Wilson, who has a no-trade clause, has repeatedly said that he hopes to stay in Seattle. He has two years and $51 million remaining on the four-year, $140 million extension he signed in 2019.
Carroll gave a conflicting answer when asked about linebacker Bobby Wagner, who has been another franchise cornerstone since he and Wilson were drafted together in 2012.
Wilson, an eight-time Pro Bowl selection, is scheduled to count $20.35 million in the final year of his three-year, $54 million extension.
"We expect to play with Bobby," Carroll said. "We love playing with Bobby. He's been a great player, had another great season. At this time of the year, there's a lot of guys that are in a position where we've got to figure out where everybody fits together. Bobby's been such a steady part of it and we'd love to be able to play with him, so we'll work towards that. If we can do that, we'll do it."
Carroll said the Seahawks also want to bring back free safety Quandre Diggs, who is an unrestricted free agent.

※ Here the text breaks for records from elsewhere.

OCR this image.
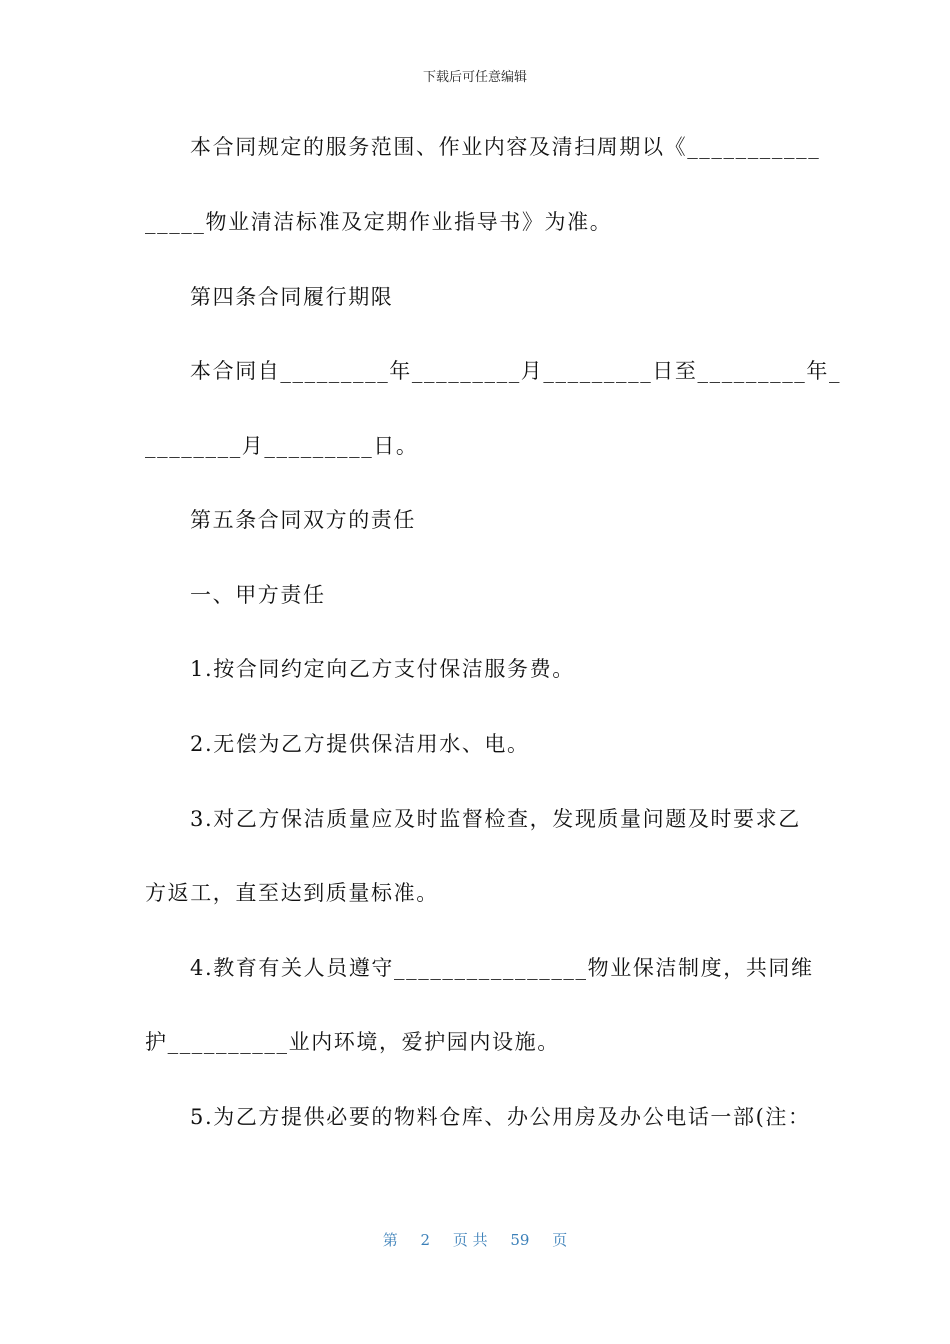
下载后可任意编辑
本合同规定的服务范围、作业内容及清扫周期以《___________
_____物业清洁标准及定期作业指导书》为准。
第四条合同履行期限
本合同自_________年_________月_________日至_________年_
________月_________日。
第五条合同双方的责任
一、甲方责任
1.按合同约定向乙方支付保洁服务费。
2.无偿为乙方提供保洁用水、电。
3.对乙方保洁质量应及时监督检查，发现质量问题及时要求乙
方返工，直至达到质量标准。
4.教育有关人员遵守________________物业保洁制度，共同维
护__________业内环境，爱护园内设施。
5.为乙方提供必要的物料仓库、办公用房及办公电话一部(注：
第 2 页 共 59 页
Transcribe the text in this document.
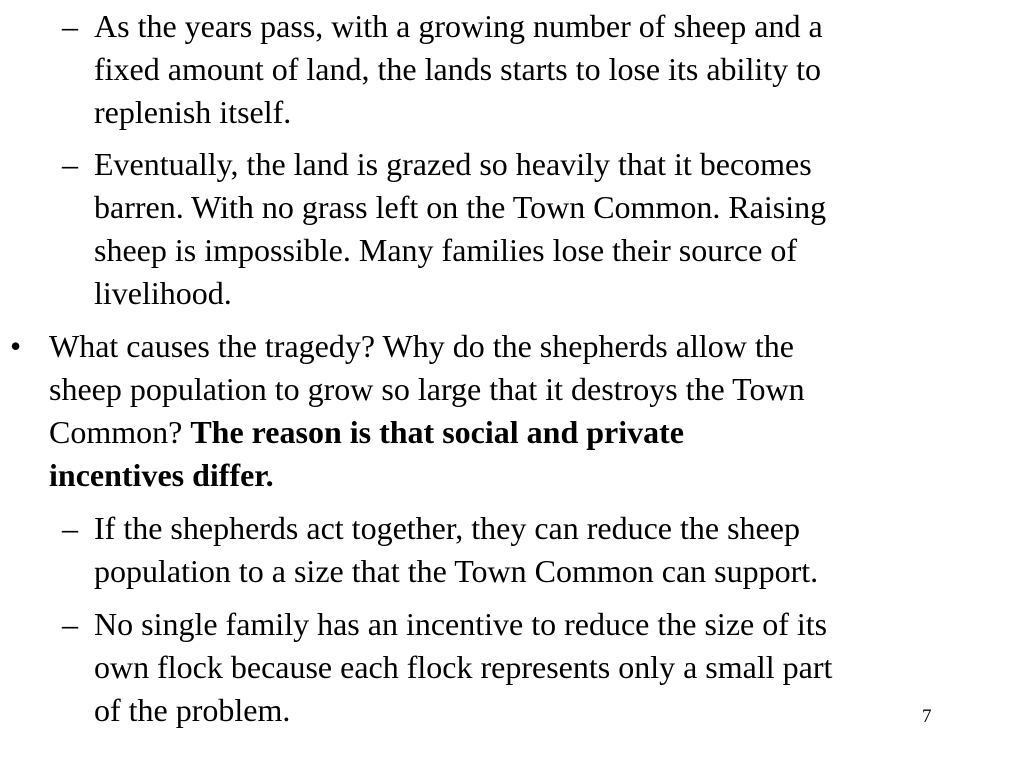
– As the years pass, with a growing number of sheep and a
fixed amount of land, the lands starts to lose its ability to
replenish itself.
– Eventually, the land is grazed so heavily that it becomes
barren. With no grass left on the Town Common. Raising
sheep is impossible. Many families lose their source of
livelihood.
• What causes the tragedy? Why do the shepherds allow the
sheep population to grow so large that it destroys the Town
Common? The reason is that social and private
incentives differ.
– If the shepherds act together, they can reduce the sheep
population to a size that the Town Common can support.
– No single family has an incentive to reduce the size of its
own flock because each flock represents only a small part
of the problem.	7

The Seahawks have the franchise tag at their disposal but have used it only twice in 12 seasons under Carroll and Schneider.
The deadline to apply the franchise tag is March 8.
Diggs had five interceptions before suffering a fractured fibula and dislocated ankle in the regular-season finale. The injuries kept him from playing in the Pro Bowl after making it for the second year in a row.
Carroll said he didn't have "any doubt" that Diggs would be back on the field by training camp.
"That's all he's thinking about," Carroll said. "He'll be back before then, I would think. ... We really want to get him back."